I'm a programmer and animation enthusiast. I love building educational games and fun digital tools and toys.
This began as an experiment in representing traditional programming languages like JavaScript in a simple visual format. However, I soon found that this format can solve many other problems such as eliminating common programming mistakes and simplifying collaboration, code re-use and software distribution. It can even make revision control and unit tests much more powerful. I'm currently working on a rewrite that will make it easier to share your code and program with your fingers, but for now you can play with this proof of concept.

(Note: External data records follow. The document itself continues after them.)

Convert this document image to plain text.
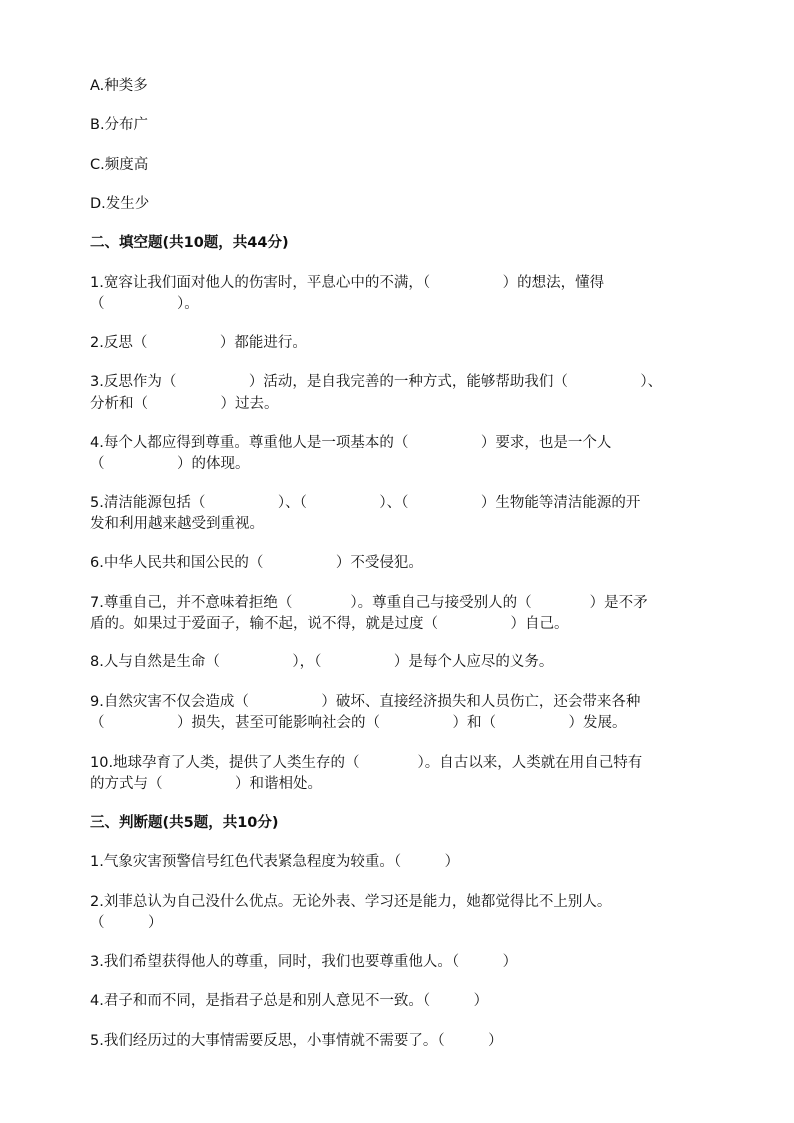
A.种类多
B.分布广
C.频度高
D.发生少
二、填空题(共10题，共44分)
1.宽容让我们面对他人的伤害时，平息心中的不满，（　　　　　）的想法，懂得
（　　　　　）。
2.反思（　　　　　）都能进行。
3.反思作为（　　　　　）活动，是自我完善的一种方式，能够帮助我们（　　　　　）、
分析和（　　　　　）过去。
4.每个人都应得到尊重。尊重他人是一项基本的（　　　　　）要求，也是一个人
（　　　　　）的体现。
5.清洁能源包括（　　　　　）、（　　　　　）、（　　　　　）生物能等清洁能源的开
发和利用越来越受到重视。
6.中华人民共和国公民的（　　　　　）不受侵犯。
7.尊重自己，并不意味着拒绝（　　　　）。尊重自己与接受别人的（　　　　）是不矛
盾的。如果过于爱面子，输不起，说不得，就是过度（　　　　　）自己。
8.人与自然是生命（　　　　　），（　　　　　）是每个人应尽的义务。
9.自然灾害不仅会造成（　　　　　）破坏、直接经济损失和人员伤亡，还会带来各种
（　　　　　）损失，甚至可能影响社会的（　　　　　）和（　　　　　）发展。
10.地球孕育了人类，提供了人类生存的（　　　　）。自古以来，人类就在用自己特有
的方式与（　　　　　）和谐相处。
三、判断题(共5题，共10分)
1.气象灾害预警信号红色代表紧急程度为较重。（　　　）
2.刘菲总认为自己没什么优点。无论外表、学习还是能力，她都觉得比不上别人。
（　　　）
3.我们希望获得他人的尊重，同时，我们也要尊重他人。（　　　）
4.君子和而不同，是指君子总是和别人意见不一致。（　　　）
5.我们经历过的大事情需要反思，小事情就不需要了。（　　　）
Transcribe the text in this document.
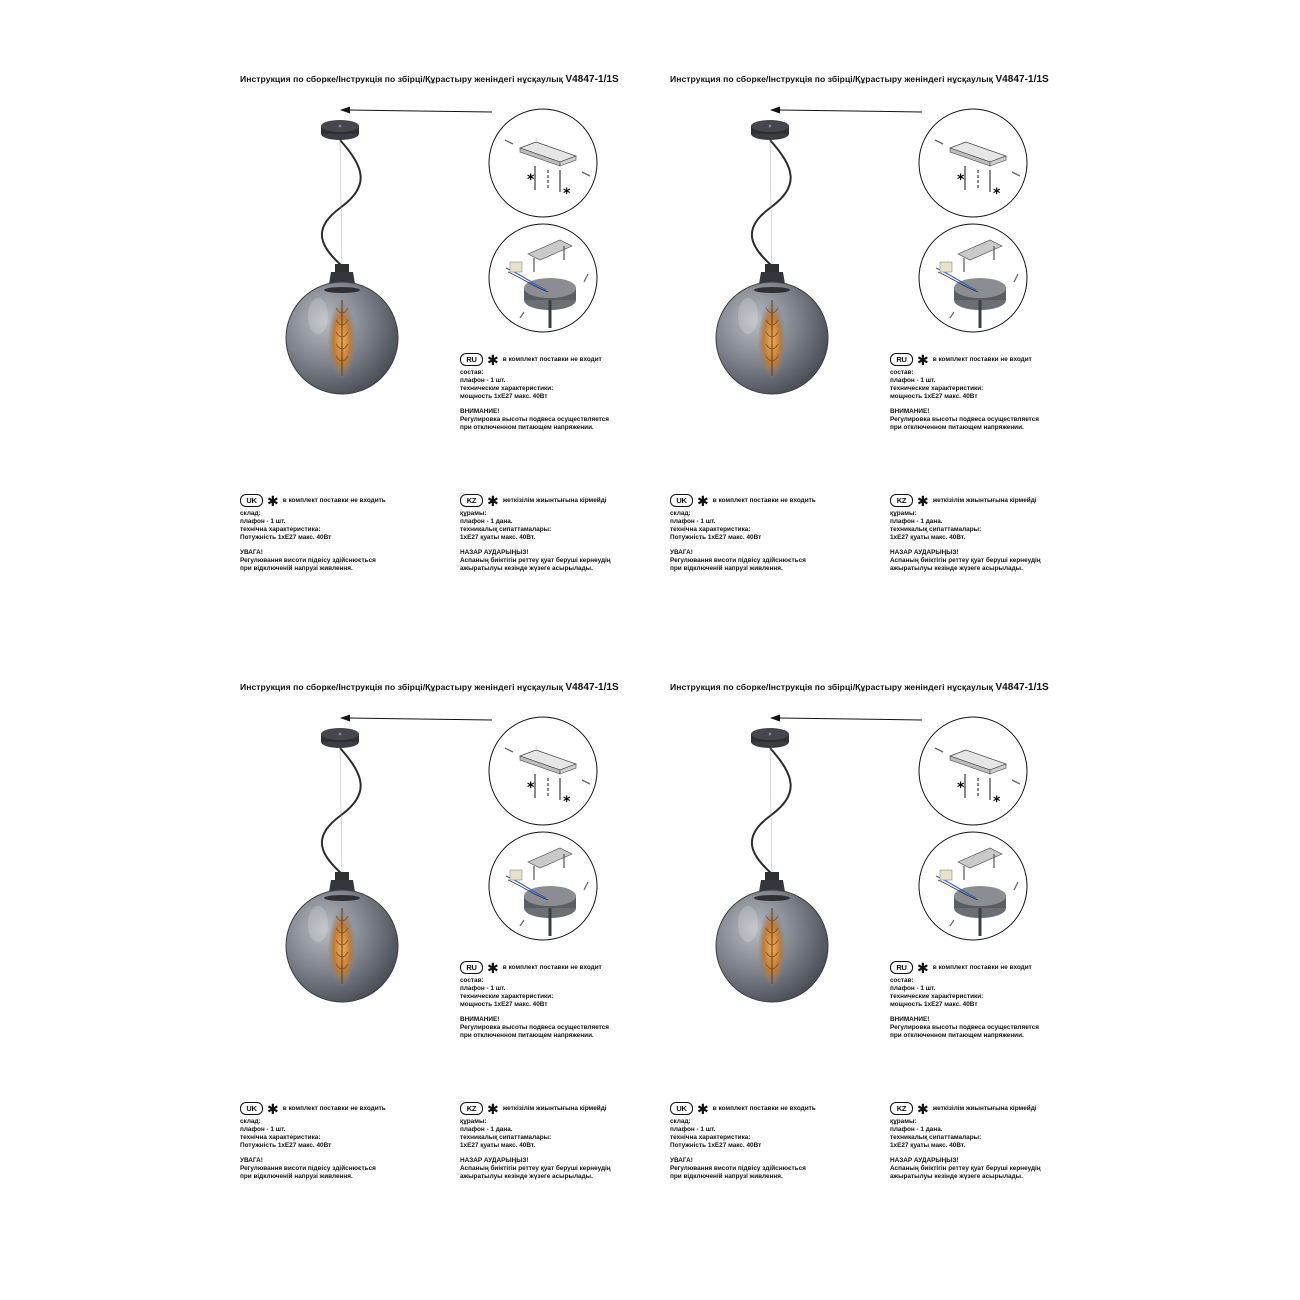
Инструкция по сборке/Інструкція по збірці/Құрастыру женіндегі нұсқаулық V4847-1/1S
*
*
RU ✱ в комплект поставки не входит
состав:
плафон - 1 шт.
технические характеристики:
мощность 1хЕ27 макс. 40Вт
ВНИМАНИЕ!
Регулировка высоты подвеса осуществляется
при отключенном питающем напряжении.
UK ✱ в комплект поставки не входить
склад:
плафон - 1 шт.
технічна характеристика:
Потужність 1хЕ27 макс. 40Вт
УВАГА!
Регулювання висоти підвісу здійснюється
при відключеній напрузі живлення.
KZ ✱ жеткізілім жиынтығына кірмейді
құрамы:
плафон - 1 дана.
техникалық сипаттамалары:
1хЕ27 қуаты макс. 40Вт.
НАЗАР АУДАРЫҢЫЗ!
Аспаның биіктігін реттеу қуат беруші кернеудің
ажыратылуы кезінде жүзеге асырылады.
Инструкция по сборке/Інструкція по збірці/Құрастыру женіндегі нұсқаулық V4847-1/1S
*
*
RU ✱ в комплект поставки не входит
состав:
плафон - 1 шт.
технические характеристики:
мощность 1хЕ27 макс. 40Вт
ВНИМАНИЕ!
Регулировка высоты подвеса осуществляется
при отключенном питающем напряжении.
UK ✱ в комплект поставки не входить
склад:
плафон - 1 шт.
технічна характеристика:
Потужність 1хЕ27 макс. 40Вт
УВАГА!
Регулювання висоти підвісу здійснюється
при відключеній напрузі живлення.
KZ ✱ жеткізілім жиынтығына кірмейді
құрамы:
плафон - 1 дана.
техникалық сипаттамалары:
1хЕ27 қуаты макс. 40Вт.
НАЗАР АУДАРЫҢЫЗ!
Аспаның биіктігін реттеу қуат беруші кернеудің
ажыратылуы кезінде жүзеге асырылады.
Инструкция по сборке/Інструкція по збірці/Құрастыру женіндегі нұсқаулық V4847-1/1S
*
*
RU ✱ в комплект поставки не входит
состав:
плафон - 1 шт.
технические характеристики:
мощность 1хЕ27 макс. 40Вт
ВНИМАНИЕ!
Регулировка высоты подвеса осуществляется
при отключенном питающем напряжении.
UK ✱ в комплект поставки не входить
склад:
плафон - 1 шт.
технічна характеристика:
Потужність 1хЕ27 макс. 40Вт
УВАГА!
Регулювання висоти підвісу здійснюється
при відключеній напрузі живлення.
KZ ✱ жеткізілім жиынтығына кірмейді
құрамы:
плафон - 1 дана.
техникалық сипаттамалары:
1хЕ27 қуаты макс. 40Вт.
НАЗАР АУДАРЫҢЫЗ!
Аспаның биіктігін реттеу қуат беруші кернеудің
ажыратылуы кезінде жүзеге асырылады.
Инструкция по сборке/Інструкція по збірці/Құрастыру женіндегі нұсқаулық V4847-1/1S
*
*
RU ✱ в комплект поставки не входит
состав:
плафон - 1 шт.
технические характеристики:
мощность 1хЕ27 макс. 40Вт
ВНИМАНИЕ!
Регулировка высоты подвеса осуществляется
при отключенном питающем напряжении.
UK ✱ в комплект поставки не входить
склад:
плафон - 1 шт.
технічна характеристика:
Потужність 1хЕ27 макс. 40Вт
УВАГА!
Регулювання висоти підвісу здійснюється
при відключеній напрузі живлення.
KZ ✱ жеткізілім жиынтығына кірмейді
құрамы:
плафон - 1 дана.
техникалық сипаттамалары:
1хЕ27 қуаты макс. 40Вт.
НАЗАР АУДАРЫҢЫЗ!
Аспаның биіктігін реттеу қуат беруші кернеудің
ажыратылуы кезінде жүзеге асырылады.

I designed this board game as well as the artwork. It is inspired by Chess, Stratego, and Rock Paper Scissors. When I play Chess, I am often surprised when a game piece moves all the way across the board between many other pieces. It is disorienting if you're used to thinking locally. This game only allows game pieces to move one space at a time, yet it still yields some of the same emergent gameplay as Chess including forks, trades, and protecting pieces.
This is a simple prototype for a game about organic chemistry. Drag and drop atoms and build molecules by making them share valence electrons.
A simple clone of a popular online game. I made this in 4 hours as part of a coding test. It uses jQuery with CSS transitions for animation.
This is a silly prototype I came up with at a game jam after playing the excellent Shoot Bastard. Like that game, you'll need to share your keyboard with a friend to play this. It's made using Box2DJS and Three.js.
After reading David Allen's lament in Getting Things Done about how there aren't any good online tools for making quick outlines, I made this little prototype. It's largely keyboard controlled. Several folks have expressed interest in integrating this UI into their own projects.
I built this as an web art project for school. It could serve as the engine for a myst-like game you could play in your browser. It's just one file, so hit View Source to see the source code.